Mary Murphy&Salstrand wrote:

>steve:
>
>I have read your comments in cyborg 1,2,3 and think you have done an
>excellent job of framing some of the central political and social
>issues.  I am in agreement with you in principle here. The specter of
>another so-called Master Race composed primarily of yuppie mall rats on
>the genetic equivalent of steroids scares the hell of me too.
>
>What I still find problematic is framing this dialectically between the
>transhumanism of the radical technogeek wing and the fundamentalist
>humanism of the the religiously dogmatic.  
>
>I recognize that my framing of the issues has been polemical and has
>unhelpful in the long run, but as this discussion continues have become
>aware that I really want to accomplish is a kind of philosophical
>anthropology, one that avoids the essentialism of either of the above
>forementioned groups.

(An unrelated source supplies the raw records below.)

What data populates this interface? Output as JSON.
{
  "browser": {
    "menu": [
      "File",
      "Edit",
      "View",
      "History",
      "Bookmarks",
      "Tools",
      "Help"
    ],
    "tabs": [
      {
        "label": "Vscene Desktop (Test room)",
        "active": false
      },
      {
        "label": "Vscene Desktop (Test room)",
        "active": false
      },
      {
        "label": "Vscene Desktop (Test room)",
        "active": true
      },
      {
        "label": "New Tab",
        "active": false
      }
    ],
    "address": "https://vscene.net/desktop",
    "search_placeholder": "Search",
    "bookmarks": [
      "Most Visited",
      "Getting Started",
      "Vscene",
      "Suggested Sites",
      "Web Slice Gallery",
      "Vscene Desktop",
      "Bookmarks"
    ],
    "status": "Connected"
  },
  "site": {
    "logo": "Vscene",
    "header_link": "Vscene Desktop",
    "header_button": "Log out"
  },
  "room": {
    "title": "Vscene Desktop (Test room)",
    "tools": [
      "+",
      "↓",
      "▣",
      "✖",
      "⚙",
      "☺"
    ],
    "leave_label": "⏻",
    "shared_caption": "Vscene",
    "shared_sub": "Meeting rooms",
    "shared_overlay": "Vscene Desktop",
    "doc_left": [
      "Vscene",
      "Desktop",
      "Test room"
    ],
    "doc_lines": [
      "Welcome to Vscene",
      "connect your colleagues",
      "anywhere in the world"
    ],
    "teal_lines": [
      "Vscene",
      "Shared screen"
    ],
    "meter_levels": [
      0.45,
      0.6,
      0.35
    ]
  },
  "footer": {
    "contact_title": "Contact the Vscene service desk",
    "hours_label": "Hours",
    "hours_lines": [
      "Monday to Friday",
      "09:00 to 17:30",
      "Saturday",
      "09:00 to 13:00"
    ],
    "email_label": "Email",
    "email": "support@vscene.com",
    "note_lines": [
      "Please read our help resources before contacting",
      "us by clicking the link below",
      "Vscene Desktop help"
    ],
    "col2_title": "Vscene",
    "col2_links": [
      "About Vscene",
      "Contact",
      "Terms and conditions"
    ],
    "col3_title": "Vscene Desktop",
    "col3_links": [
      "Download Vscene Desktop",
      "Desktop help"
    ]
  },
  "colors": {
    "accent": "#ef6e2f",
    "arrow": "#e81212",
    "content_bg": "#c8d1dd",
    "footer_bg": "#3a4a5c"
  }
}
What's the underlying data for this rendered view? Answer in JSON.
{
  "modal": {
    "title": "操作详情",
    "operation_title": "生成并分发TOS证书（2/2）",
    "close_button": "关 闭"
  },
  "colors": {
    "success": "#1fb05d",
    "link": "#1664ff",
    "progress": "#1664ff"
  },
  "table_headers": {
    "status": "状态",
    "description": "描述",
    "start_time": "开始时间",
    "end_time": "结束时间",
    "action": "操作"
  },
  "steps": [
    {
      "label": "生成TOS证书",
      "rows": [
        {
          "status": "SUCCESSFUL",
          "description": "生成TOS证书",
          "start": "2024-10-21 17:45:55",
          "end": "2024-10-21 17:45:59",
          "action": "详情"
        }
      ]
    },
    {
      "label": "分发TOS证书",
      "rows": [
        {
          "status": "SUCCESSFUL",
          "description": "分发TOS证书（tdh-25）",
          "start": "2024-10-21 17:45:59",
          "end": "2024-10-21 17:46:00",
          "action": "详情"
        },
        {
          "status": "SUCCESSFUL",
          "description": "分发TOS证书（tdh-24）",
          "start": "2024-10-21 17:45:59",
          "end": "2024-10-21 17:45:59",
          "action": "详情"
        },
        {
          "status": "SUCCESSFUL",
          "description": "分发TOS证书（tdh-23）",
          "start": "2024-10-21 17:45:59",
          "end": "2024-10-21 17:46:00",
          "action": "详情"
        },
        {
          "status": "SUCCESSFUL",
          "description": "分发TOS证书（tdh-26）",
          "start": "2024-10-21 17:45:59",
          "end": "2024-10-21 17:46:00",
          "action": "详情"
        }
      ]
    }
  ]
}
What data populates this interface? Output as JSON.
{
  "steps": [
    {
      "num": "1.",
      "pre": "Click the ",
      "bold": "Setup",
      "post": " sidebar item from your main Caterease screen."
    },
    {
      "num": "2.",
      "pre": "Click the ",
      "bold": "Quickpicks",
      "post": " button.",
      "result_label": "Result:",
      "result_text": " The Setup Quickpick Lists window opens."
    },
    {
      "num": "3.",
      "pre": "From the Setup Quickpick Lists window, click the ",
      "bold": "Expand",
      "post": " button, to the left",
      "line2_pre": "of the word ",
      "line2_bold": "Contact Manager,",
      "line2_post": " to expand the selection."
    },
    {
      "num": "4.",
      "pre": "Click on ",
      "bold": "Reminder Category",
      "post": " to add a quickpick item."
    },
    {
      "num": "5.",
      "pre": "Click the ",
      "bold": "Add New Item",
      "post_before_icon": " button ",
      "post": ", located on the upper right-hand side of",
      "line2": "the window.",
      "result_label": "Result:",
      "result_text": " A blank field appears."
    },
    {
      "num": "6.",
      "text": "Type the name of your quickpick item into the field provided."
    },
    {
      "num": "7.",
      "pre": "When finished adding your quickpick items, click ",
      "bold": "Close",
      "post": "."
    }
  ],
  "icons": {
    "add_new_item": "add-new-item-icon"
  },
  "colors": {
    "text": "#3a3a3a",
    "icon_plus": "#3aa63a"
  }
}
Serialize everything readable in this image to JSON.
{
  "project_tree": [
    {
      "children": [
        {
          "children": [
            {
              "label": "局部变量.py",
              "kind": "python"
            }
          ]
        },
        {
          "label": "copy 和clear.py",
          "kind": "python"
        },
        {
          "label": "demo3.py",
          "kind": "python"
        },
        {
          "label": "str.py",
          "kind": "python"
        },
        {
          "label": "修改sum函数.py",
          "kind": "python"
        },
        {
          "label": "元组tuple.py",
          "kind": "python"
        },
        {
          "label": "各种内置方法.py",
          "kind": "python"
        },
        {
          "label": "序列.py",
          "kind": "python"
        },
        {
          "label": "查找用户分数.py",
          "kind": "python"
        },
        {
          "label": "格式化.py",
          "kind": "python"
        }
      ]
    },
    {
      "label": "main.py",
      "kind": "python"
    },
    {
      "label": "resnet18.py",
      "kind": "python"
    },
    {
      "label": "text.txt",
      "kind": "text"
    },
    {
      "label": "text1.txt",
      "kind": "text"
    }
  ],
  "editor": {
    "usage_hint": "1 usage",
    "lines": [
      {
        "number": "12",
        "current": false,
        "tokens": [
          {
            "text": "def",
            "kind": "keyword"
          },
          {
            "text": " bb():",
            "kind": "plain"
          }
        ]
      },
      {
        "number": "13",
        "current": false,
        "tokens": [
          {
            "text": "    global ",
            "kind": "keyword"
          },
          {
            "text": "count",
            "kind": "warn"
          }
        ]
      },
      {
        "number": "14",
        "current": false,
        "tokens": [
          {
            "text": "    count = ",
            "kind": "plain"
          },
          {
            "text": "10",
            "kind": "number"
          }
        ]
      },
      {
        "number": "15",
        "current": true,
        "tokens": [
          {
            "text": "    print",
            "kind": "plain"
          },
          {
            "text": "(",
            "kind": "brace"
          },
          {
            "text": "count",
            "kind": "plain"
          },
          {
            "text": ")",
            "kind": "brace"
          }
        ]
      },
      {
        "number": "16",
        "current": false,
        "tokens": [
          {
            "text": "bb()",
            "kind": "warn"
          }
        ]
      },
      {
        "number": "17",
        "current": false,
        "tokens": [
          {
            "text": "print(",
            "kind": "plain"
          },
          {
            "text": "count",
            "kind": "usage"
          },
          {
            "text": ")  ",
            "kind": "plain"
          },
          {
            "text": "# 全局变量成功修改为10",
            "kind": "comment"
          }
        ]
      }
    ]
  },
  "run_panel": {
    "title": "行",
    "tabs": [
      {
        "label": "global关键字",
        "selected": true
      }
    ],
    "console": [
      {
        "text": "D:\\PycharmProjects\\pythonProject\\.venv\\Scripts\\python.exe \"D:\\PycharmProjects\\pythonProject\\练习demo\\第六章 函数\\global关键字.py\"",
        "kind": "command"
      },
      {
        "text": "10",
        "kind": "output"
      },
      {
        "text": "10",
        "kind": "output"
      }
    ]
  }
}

I would argue that Lyotard was groping towards the
>kind of anthropology I have in mind, even though I freely acknowledge he
>did not develop this, for a number of reasons. 
>
>I guess what I would like to ferret out is what this antropology might
>have been, had Lyotard lived to accomplish it.  Also, beyond Lyotard,
>what kind of antropology is necessary to avoid the false dilemma between
>either transhumanism or fundamentialist humanism.
>
>Unfortunely, today I don't have time to attempt going into the details
>of what I mean by this, but perhaps now that we are discussed Badiou's
>book in some detail (even though perhaps still not finished completely)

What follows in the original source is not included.